To return to the trousers. When I was young, I noticed that men (usually men) of a certain age, would start wearing the same style of clothes in perpetuity. The Tweed jackets and flat caps are rarely seen today, neither are those trousers with waistbands so high they almost reached the armpits. My father had some.

Fading away may be a misnomer, it may just be a blending in, maturely merging with one’s surroundings. As if in a work of science fiction, have I just become attuned to a different quantum wavelength, quite literally invisible to others? Not intentionally misanthropic, but slightly outside harmonic resonance. 

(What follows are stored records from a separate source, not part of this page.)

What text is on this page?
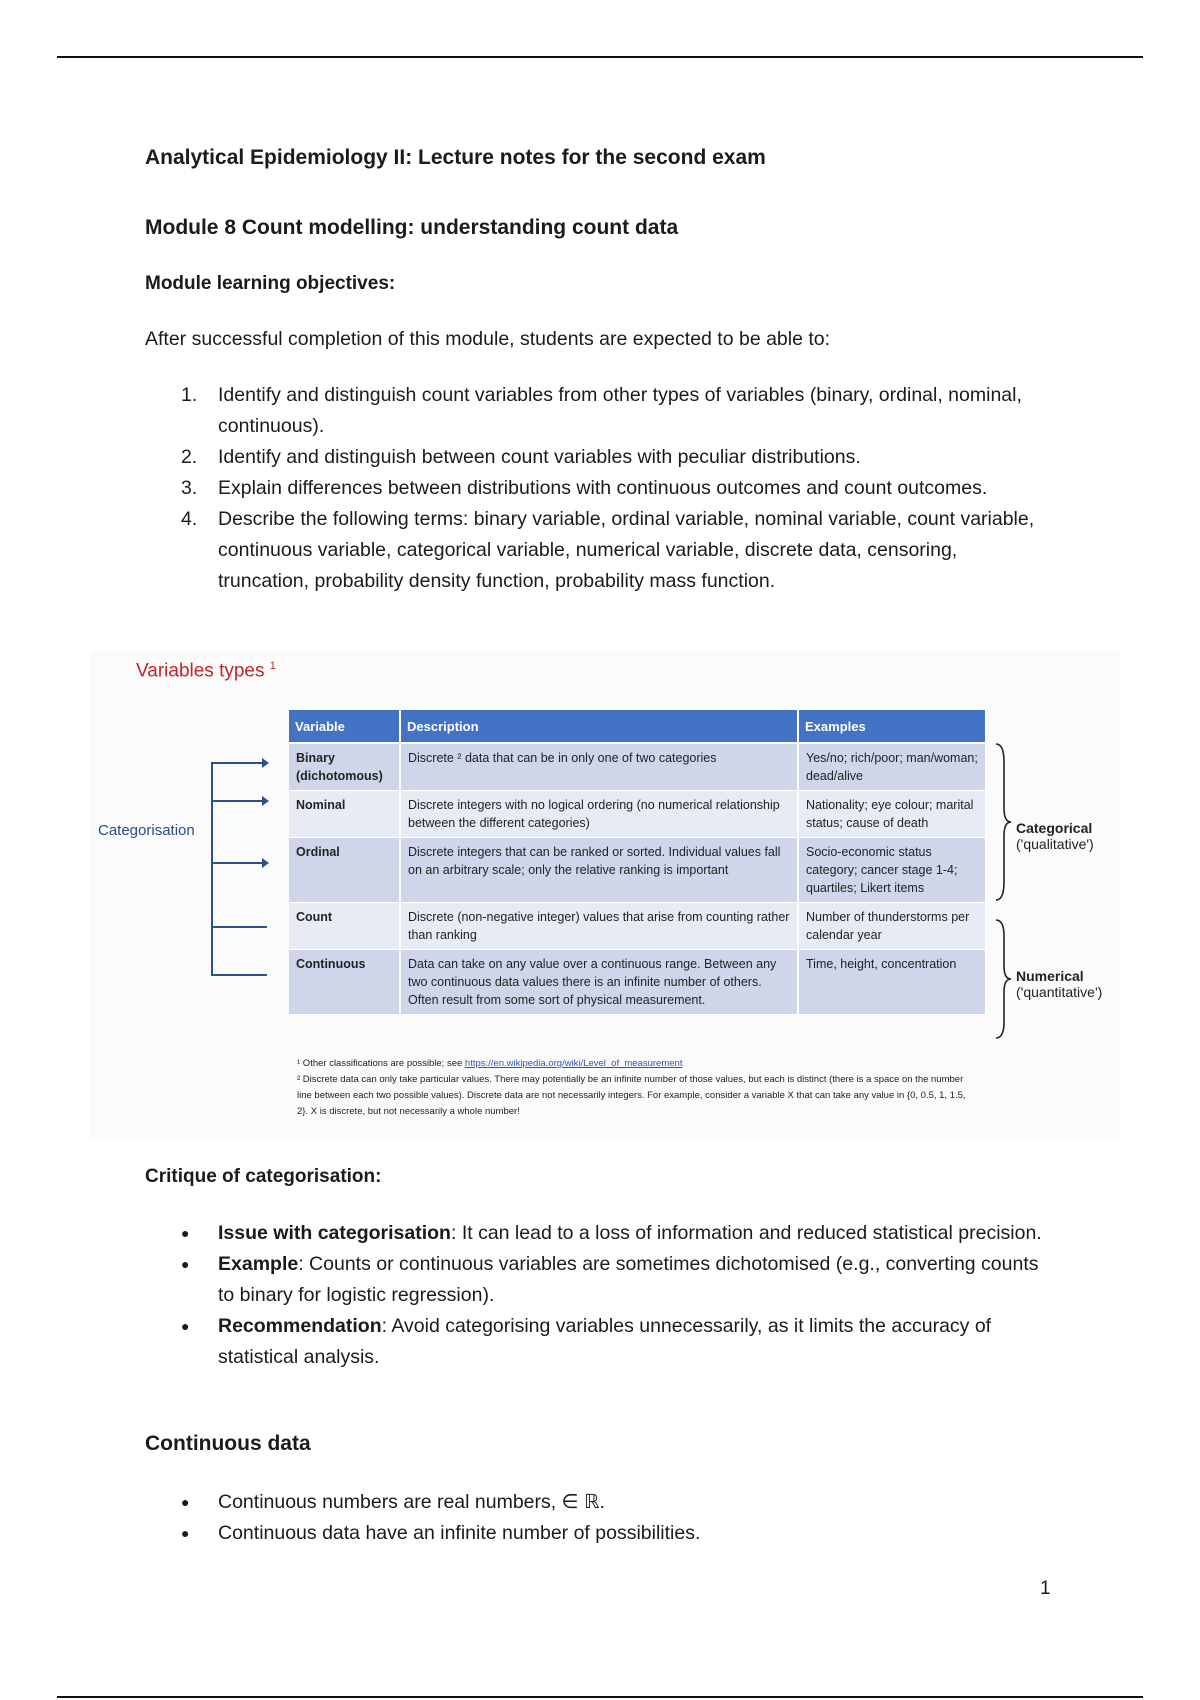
Analytical Epidemiology II: Lecture notes for the second exam
Module 8 Count modelling: understanding count data
Module learning objectives:
After successful completion of this module, students are expected to be able to:
1. Identify and distinguish count variables from other types of variables (binary, ordinal, nominal, continuous).
2. Identify and distinguish between count variables with peculiar distributions.
3. Explain differences between distributions with continuous outcomes and count outcomes.
4. Describe the following terms: binary variable, ordinal variable, nominal variable, count variable, continuous variable, categorical variable, numerical variable, discrete data, censoring, truncation, probability density function, probability mass function.
Variables types $^1$
Categorisation
Variable	Description	Examples
Binary (dichotomous)	Discrete ² data that can be in only one of two categories	Yes/no; rich/poor; man/woman; dead/alive
Nominal	Discrete integers with no logical ordering (no numerical relationship between the different categories)	Nationality; eye colour; marital status; cause of death
Ordinal	Discrete integers that can be ranked or sorted. Individual values fall on an arbitrary scale; only the relative ranking is important	Socio-economic status category; cancer stage 1-4; quartiles; Likert items
Count	Discrete (non-negative integer) values that arise from counting rather than ranking	Number of thunderstorms per calendar year
Continuous	Data can take on any value over a continuous range. Between any two continuous data values there is an infinite number of others. Often result from some sort of physical measurement.	Time, height, concentration
Categorical
('qualitative')
Numerical
('quantitative')
¹ Other classifications are possible; see https://en.wikipedia.org/wiki/Level_of_measurement
² Discrete data can only take particular values. There may potentially be an infinite number of those values, but each is distinct (there is a space on the number line between each two possible values). Discrete data are not necessarily integers. For example, consider a variable X that can take any value in {0, 0.5, 1, 1.5, 2}. X is discrete, but not necessarily a whole number!
Critique of categorisation:
● Issue with categorisation: It can lead to a loss of information and reduced statistical precision.
● Example: Counts or continuous variables are sometimes dichotomised (e.g., converting counts to binary for logistic regression).
● Recommendation: Avoid categorising variables unnecessarily, as it limits the accuracy of statistical analysis.
Continuous data
● Continuous numbers are real numbers, ∈ ℝ.
● Continuous data have an infinite number of possibilities.
1
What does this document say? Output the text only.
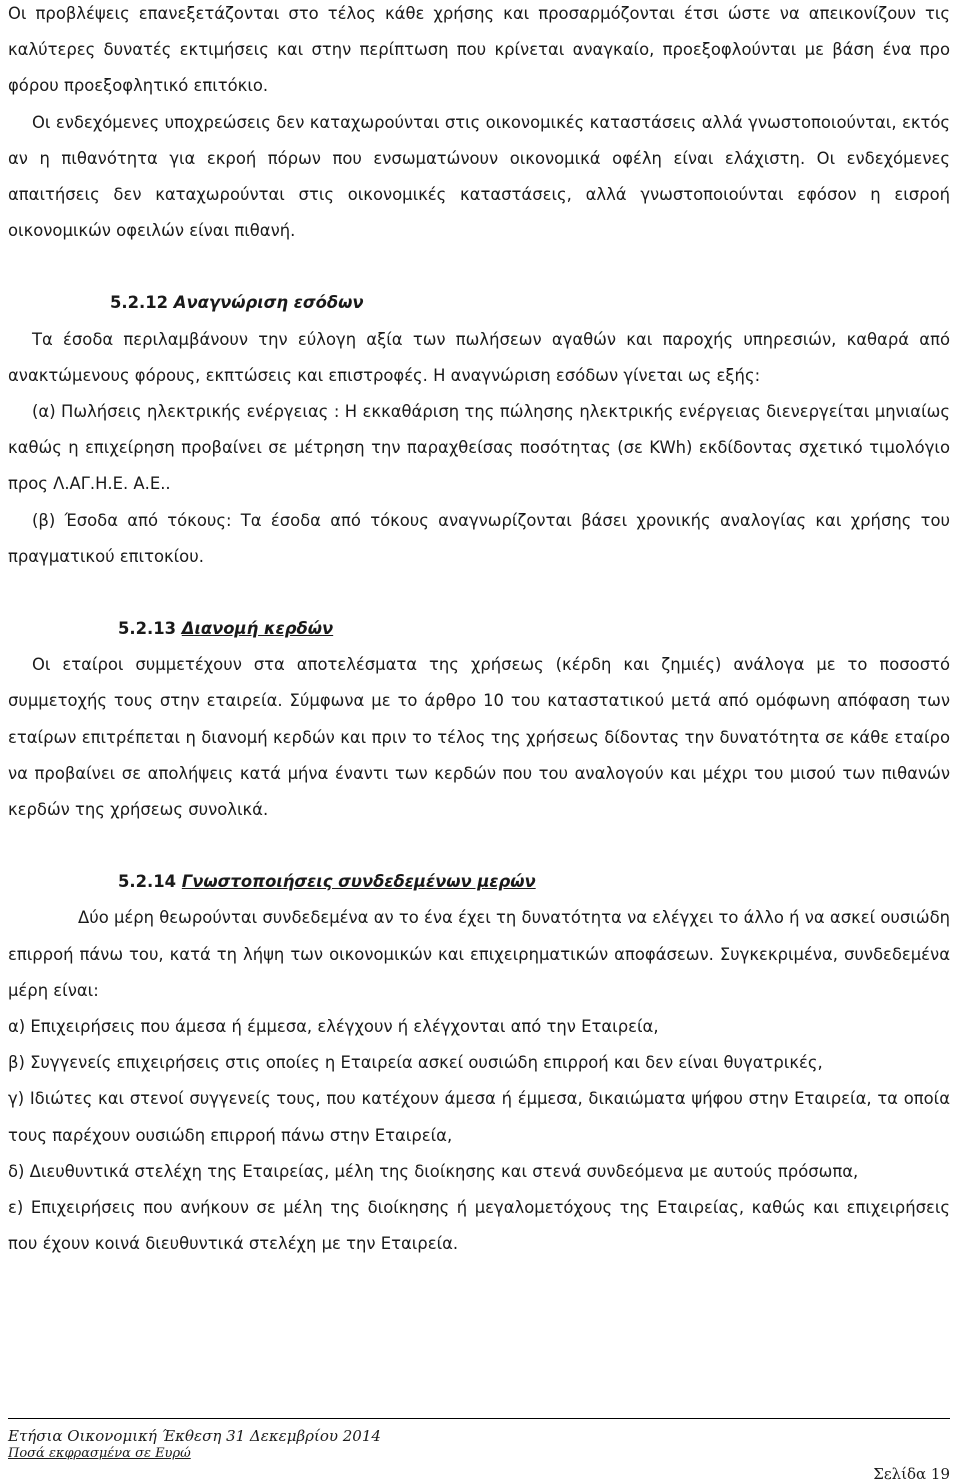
Οι προβλέψεις επανεξετάζονται στο τέλος κάθε χρήσης και προσαρμόζονται έτσι ώστε να απεικονίζουν τις καλύτερες δυνατές εκτιμήσεις και στην περίπτωση που κρίνεται αναγκαίο, προεξοφλούνται με βάση ένα προ φόρου προεξοφλητικό επιτόκιο.

Οι ενδεχόμενες υποχρεώσεις δεν καταχωρούνται στις οικονομικές καταστάσεις αλλά γνωστοποιούνται, εκτός αν η πιθανότητα για εκροή πόρων που ενσωματώνουν οικονομικά οφέλη είναι ελάχιστη. Οι ενδεχόμενες απαιτήσεις δεν καταχωρούνται στις οικονομικές καταστάσεις, αλλά γνωστοποιούνται εφόσον η εισροή οικονομικών οφειλών είναι πιθανή.

5.2.12 Αναγνώριση εσόδων

Τα έσοδα περιλαμβάνουν την εύλογη αξία των πωλήσεων αγαθών και παροχής υπηρεσιών, καθαρά από ανακτώμενους φόρους, εκπτώσεις και επιστροφές. Η αναγνώριση εσόδων γίνεται ως εξής:

(α) Πωλήσεις ηλεκτρικής ενέργειας : Η εκκαθάριση της πώλησης ηλεκτρικής ενέργειας διενεργείται μηνιαίως καθώς η επιχείρηση προβαίνει σε μέτρηση την παραχθείσας ποσότητας (σε KWh) εκδίδοντας σχετικό τιμολόγιο προς Λ.ΑΓ.Η.Ε. Α.Ε..

(β) Έσοδα από τόκους: Τα έσοδα από τόκους αναγνωρίζονται βάσει χρονικής αναλογίας και χρήσης του πραγματικού επιτοκίου.

5.2.13 Διανομή κερδών

Οι εταίροι συμμετέχουν στα αποτελέσματα της χρήσεως (κέρδη και ζημιές) ανάλογα με το ποσοστό συμμετοχής τους στην εταιρεία. Σύμφωνα με το άρθρο 10 του καταστατικού μετά από ομόφωνη απόφαση των εταίρων επιτρέπεται η διανομή κερδών και πριν το τέλος της χρήσεως δίδοντας την δυνατότητα σε κάθε εταίρο να προβαίνει σε απολήψεις κατά μήνα έναντι των κερδών που του αναλογούν και μέχρι του μισού των πιθανών κερδών της χρήσεως συνολικά.

5.2.14 Γνωστοποιήσεις συνδεδεμένων μερών

Δύο μέρη θεωρούνται συνδεδεμένα αν το ένα έχει τη δυνατότητα να ελέγχει το άλλο ή να ασκεί ουσιώδη επιρροή πάνω του, κατά τη λήψη των οικονομικών και επιχειρηματικών αποφάσεων. Συγκεκριμένα, συνδεδεμένα μέρη είναι:

α) Επιχειρήσεις που άμεσα ή έμμεσα, ελέγχουν ή ελέγχονται από την Εταιρεία,

β) Συγγενείς επιχειρήσεις στις οποίες η Εταιρεία ασκεί ουσιώδη επιρροή και δεν είναι θυγατρικές,

γ) Ιδιώτες και στενοί συγγενείς τους, που κατέχουν άμεσα ή έμμεσα, δικαιώματα ψήφου στην Εταιρεία, τα οποία τους παρέχουν ουσιώδη επιρροή πάνω στην Εταιρεία,

δ) Διευθυντικά στελέχη της Εταιρείας, μέλη της διοίκησης και στενά συνδεόμενα με αυτούς πρόσωπα,

ε) Επιχειρήσεις που ανήκουν σε μέλη της διοίκησης ή μεγαλομετόχους της Εταιρείας, καθώς και επιχειρήσεις που έχουν κοινά διευθυντικά στελέχη με την Εταιρεία.

Ετήσια Οικονομική Έκθεση 31 Δεκεμβρίου 2014
Ποσά εκφρασμένα σε Ευρώ
Σελίδα 19
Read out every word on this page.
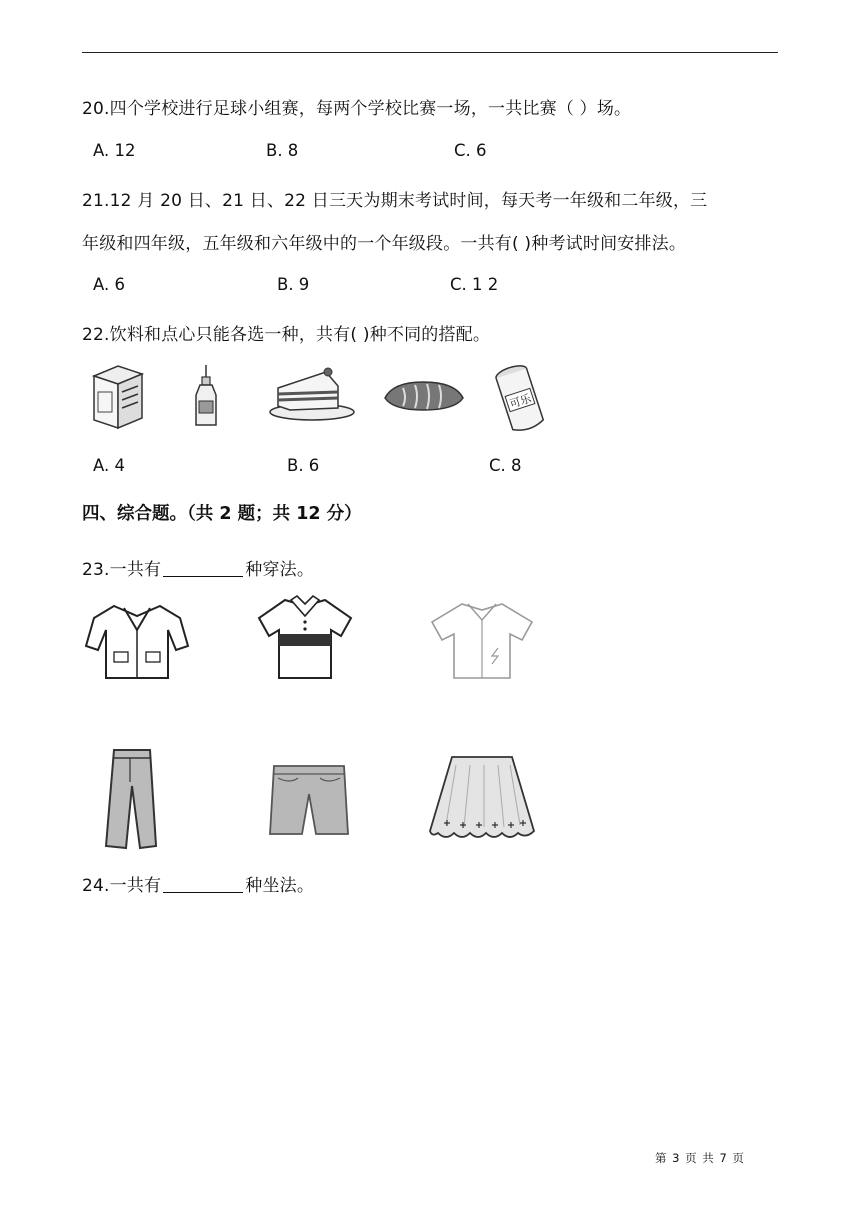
20.四个学校进行足球小组赛，每两个学校比赛一场，一共比赛（ ）场。
A. 12	B. 8	C. 6
21.12 月 20 日、21 日、22 日三天为期末考试时间，每天考一年级和二年级，三
年级和四年级，五年级和六年级中的一个年级段。一共有( )种考试时间安排法。
A. 6	B. 9	C. 1 2
22.饮料和点心只能各选一种，共有( )种不同的搭配。
可乐
A. 4	B. 6	C. 8
四、综合题。（共 2 题；共 12 分）
23.一共有	种穿法。
24.一共有	种坐法。
第 3 页 共 7 页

Desafinado (“slightly out of tune”) is a song by Antรดnio Carlos Jobim (1958). Its slightly chromatic harmonies were written in response to critics who felt his bossa nova melodies were too “out of tune” for many singers. Most versions are performed gently, and become quieter and quieter in the repeat and fade at the end. With common usage in much of the popular genre, I was never sure if “repeat and fade” was just a lazy way to avoid writing a dramatic final cadence, or a continuity device that allowed radio DJs to talk over the music. Handing over the reins as it were. But Joseph Haydn had used such fading in his Farewell Symphony (1772).  And in “Neptune” from The Planets ( Gustav Holst 1914), the repeated chords of an offstage choir seemingly move away into the distance but never quite disappear, as the door from the auditorium is slowly closed. Music as metaphor for mortality.